“L’ultima ricamatrice” di Elena Pigozzi narra la storia di una coraggiosa schiatta di donne che per quattro generazioni hanno affrontato sole qualsiasi difficoltà, dalla guerra, alle carestie, ai lutti, rifugiandosi nella saggezza antica del ricamo: l’unica arte che avevano conosciuto sin da piccole.
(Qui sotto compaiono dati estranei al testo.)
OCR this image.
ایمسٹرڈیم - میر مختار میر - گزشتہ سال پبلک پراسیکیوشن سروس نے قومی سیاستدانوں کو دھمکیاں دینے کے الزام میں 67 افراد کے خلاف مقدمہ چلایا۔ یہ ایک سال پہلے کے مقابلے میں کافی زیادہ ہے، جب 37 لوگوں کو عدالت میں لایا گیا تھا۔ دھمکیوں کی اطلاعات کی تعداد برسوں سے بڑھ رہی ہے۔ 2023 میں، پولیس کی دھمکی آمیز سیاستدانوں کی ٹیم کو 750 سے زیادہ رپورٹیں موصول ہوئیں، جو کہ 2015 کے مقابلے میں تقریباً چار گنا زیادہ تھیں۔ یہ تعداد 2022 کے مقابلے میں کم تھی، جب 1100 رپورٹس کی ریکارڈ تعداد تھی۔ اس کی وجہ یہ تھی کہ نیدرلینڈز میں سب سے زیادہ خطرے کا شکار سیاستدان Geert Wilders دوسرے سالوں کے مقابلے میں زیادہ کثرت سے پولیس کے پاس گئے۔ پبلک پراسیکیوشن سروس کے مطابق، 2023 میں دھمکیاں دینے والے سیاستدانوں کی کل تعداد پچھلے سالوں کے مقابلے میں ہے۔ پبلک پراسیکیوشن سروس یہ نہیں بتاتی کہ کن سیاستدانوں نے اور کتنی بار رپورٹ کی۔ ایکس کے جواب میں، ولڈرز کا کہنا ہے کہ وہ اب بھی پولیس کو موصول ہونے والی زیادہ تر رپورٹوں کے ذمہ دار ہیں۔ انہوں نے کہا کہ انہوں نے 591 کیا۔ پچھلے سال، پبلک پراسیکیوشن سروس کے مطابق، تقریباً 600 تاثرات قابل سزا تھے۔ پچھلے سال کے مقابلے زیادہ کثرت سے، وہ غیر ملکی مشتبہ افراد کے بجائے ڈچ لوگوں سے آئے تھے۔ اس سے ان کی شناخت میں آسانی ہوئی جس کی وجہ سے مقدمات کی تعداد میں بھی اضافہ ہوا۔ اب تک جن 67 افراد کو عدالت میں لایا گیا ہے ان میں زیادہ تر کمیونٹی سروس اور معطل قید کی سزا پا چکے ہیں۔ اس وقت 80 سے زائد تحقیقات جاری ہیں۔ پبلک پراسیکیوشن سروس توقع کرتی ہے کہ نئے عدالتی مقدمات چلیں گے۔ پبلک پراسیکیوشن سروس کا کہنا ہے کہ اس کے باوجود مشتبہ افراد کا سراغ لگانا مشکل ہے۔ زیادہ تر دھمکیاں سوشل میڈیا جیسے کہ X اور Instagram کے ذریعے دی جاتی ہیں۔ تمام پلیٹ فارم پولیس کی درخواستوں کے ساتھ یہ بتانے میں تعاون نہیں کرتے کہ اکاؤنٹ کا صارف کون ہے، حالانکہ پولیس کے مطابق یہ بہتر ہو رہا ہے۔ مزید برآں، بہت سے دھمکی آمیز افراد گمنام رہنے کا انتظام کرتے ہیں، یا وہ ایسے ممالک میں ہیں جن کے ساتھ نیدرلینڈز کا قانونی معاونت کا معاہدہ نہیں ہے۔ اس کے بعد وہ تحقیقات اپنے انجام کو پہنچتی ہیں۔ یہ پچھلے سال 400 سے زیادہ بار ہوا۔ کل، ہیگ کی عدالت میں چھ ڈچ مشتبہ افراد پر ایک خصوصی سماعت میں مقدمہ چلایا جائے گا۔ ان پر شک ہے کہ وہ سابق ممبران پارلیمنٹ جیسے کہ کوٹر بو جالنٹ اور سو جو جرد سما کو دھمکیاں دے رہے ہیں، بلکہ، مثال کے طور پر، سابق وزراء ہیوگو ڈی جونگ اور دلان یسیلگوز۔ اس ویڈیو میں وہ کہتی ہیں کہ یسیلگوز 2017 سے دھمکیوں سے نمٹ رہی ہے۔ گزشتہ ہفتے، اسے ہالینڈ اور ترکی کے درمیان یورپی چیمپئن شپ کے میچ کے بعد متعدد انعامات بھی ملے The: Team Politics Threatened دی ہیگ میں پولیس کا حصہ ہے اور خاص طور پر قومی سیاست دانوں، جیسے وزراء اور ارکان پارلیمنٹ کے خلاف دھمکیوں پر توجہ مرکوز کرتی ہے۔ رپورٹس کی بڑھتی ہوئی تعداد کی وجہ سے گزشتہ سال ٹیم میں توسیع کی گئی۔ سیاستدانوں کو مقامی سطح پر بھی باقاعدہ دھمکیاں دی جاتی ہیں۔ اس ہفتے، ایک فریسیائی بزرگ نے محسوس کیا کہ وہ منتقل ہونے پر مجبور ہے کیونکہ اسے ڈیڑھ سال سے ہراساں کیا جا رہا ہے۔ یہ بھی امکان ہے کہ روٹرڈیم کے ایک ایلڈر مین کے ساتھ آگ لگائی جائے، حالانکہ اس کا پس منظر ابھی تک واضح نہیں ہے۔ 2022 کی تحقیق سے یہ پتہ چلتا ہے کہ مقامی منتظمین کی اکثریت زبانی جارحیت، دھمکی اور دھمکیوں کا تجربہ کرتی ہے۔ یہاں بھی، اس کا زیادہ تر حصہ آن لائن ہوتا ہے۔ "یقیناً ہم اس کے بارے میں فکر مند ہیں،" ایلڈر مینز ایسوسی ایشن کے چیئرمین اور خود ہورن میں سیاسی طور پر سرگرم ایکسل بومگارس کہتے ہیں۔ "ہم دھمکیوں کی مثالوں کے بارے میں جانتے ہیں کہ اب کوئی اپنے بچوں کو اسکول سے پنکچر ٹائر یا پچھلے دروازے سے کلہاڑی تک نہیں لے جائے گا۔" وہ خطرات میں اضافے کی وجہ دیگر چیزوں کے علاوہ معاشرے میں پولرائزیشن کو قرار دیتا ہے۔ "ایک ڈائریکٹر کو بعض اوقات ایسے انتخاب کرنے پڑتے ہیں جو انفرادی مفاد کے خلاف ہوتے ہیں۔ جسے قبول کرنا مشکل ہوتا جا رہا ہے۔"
«Lavoro di ago e filo da più di sessant’anni. Ho viaggiato poco, se viaggiare è spostarsi da un luogo all’altro, cambiare paese, gente, città. Se questo è viaggiare, il mio è stato uno spostarsi da un paese a quello vicino per fare subito ritorno nel luogo in cui sono nata, che è sulla sponda del fiume che scorre proprio sotto la mia finestra. Di viaggiare non ne ho bisogno, sono i viaggiatori che vengono da me e mi portano i luoghi che hanno visitato, i sogni e i desideri che rendono rapido il cammino. È quando stringo l’ago, ci passo il filo, afferro la stoffa, che inizio il viaggio. Allora ricamo o tesso le storie che sento dentro e sono certa di imprigionarle nella seta e di ripetere i giorni, i mesi, gli anni. Ripetere finché li ho cuciti nella tela e il ricamo parla di me. Ripetere ciò che vedo attraverso la finestra, il bosco che è macchia di verde, la forma dei rami e dei tronchi, la luce che filtra tra le foglie».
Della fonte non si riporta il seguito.